23. The libellant has recovered damages in an amount adequate to cover not only his loss of monetary earnings but also any loss he might have had by reason of being deprived of his board and lodging in his occupation as a seaman.

Conclusions of Law.

1. This Court has jurisdiction over the subject matter and the parties.

2. Libellant was injured on June 15, 1947, while in the service of the Motor Vessel “Gadsden.”

3. Libellant has expended no money for medical treatment and is not entitled to any award for “cure.”

4. The jury having been instructed, “You will determine such amount (damages) on the basis of any pecuniary loss you may find he has already sustained * * ' *, such as loss of earning power up to the present time ' * * *,” and having returned a very substantial verdict for the libellant, the libellant is not entitled to a further recovery for maintenance.

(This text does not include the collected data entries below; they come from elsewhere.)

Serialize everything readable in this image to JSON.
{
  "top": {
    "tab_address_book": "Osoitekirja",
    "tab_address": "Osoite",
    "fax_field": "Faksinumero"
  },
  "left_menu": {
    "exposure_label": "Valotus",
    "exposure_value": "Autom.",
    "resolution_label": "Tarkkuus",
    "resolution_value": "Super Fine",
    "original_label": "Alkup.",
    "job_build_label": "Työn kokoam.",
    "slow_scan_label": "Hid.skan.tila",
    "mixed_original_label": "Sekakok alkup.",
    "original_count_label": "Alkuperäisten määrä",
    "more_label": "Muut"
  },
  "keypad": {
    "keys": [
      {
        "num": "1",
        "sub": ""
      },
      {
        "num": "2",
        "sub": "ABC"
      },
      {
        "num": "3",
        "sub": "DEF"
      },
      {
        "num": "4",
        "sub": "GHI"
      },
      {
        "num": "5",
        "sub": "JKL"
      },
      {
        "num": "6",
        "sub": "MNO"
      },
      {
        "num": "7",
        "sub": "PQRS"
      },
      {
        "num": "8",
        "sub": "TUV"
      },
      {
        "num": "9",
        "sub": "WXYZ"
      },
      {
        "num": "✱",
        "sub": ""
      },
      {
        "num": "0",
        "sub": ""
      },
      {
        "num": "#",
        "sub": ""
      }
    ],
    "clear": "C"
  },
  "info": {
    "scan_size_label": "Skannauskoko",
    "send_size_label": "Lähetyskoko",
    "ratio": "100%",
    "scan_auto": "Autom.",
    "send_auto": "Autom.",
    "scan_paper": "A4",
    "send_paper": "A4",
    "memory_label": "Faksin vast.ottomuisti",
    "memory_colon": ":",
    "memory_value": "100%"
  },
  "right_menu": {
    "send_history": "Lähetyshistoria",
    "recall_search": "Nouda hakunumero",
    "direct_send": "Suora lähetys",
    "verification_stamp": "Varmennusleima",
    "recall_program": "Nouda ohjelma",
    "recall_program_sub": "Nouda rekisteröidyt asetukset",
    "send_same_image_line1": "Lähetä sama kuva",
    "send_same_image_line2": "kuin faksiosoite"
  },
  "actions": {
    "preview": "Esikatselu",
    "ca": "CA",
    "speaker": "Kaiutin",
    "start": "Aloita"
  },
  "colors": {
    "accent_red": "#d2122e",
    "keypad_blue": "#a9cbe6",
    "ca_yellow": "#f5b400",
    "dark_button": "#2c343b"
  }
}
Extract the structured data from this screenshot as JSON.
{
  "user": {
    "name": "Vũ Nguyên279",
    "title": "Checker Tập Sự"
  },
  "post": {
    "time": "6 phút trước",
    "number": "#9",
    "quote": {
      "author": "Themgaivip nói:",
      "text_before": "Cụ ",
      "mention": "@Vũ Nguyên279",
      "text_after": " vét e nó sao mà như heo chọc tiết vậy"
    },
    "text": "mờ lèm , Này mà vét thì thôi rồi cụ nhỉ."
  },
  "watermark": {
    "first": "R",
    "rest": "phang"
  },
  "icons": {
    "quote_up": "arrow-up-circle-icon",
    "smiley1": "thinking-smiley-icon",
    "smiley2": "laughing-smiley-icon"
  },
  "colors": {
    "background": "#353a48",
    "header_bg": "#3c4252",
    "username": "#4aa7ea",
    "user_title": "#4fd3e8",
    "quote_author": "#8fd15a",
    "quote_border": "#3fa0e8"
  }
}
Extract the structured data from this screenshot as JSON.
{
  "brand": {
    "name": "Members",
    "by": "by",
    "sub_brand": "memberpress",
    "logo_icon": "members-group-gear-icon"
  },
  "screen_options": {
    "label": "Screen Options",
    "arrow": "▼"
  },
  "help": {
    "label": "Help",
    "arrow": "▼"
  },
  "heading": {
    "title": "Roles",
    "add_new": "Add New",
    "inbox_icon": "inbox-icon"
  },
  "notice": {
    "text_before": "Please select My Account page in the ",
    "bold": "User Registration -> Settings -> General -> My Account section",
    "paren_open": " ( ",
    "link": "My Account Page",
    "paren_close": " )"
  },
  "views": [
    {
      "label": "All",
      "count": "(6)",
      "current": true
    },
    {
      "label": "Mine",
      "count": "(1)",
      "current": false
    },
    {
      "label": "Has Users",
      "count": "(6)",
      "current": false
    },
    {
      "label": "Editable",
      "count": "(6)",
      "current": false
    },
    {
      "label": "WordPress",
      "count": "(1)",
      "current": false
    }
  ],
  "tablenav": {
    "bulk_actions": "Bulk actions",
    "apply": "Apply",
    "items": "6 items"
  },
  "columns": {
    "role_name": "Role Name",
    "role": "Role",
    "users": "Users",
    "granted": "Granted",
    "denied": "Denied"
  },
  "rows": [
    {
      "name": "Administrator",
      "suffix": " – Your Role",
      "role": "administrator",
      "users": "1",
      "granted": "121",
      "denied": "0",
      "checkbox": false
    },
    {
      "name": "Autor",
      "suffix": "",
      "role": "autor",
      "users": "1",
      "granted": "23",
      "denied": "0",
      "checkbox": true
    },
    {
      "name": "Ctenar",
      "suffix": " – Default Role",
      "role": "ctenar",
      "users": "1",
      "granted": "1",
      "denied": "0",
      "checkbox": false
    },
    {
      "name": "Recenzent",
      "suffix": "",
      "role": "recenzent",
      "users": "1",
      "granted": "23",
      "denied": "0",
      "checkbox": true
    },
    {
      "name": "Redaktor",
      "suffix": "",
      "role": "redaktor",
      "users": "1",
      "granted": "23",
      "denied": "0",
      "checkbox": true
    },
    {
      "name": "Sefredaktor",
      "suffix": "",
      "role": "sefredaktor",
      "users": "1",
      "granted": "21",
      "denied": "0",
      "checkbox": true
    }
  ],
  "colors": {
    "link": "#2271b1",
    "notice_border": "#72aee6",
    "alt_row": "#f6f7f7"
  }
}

5. In the light of the instructions in the tort action on the matter of damages, and the consequent verdict therein, it is my opinion that the matter litigated in the former suit is determinative of the matter in controversy in this suit. Runyan v. Great Lakes Dredge & Dock Co., 6 Cir., 141 F.2d 396.

6. To permit a recovery here for maintenance would, in my judgment, be awarding a duplication of compensatory damages. Muise v. Abbott, 1 Cir., 160 F.2d 590.

7. Libellant is not entitled to maintenance and cure.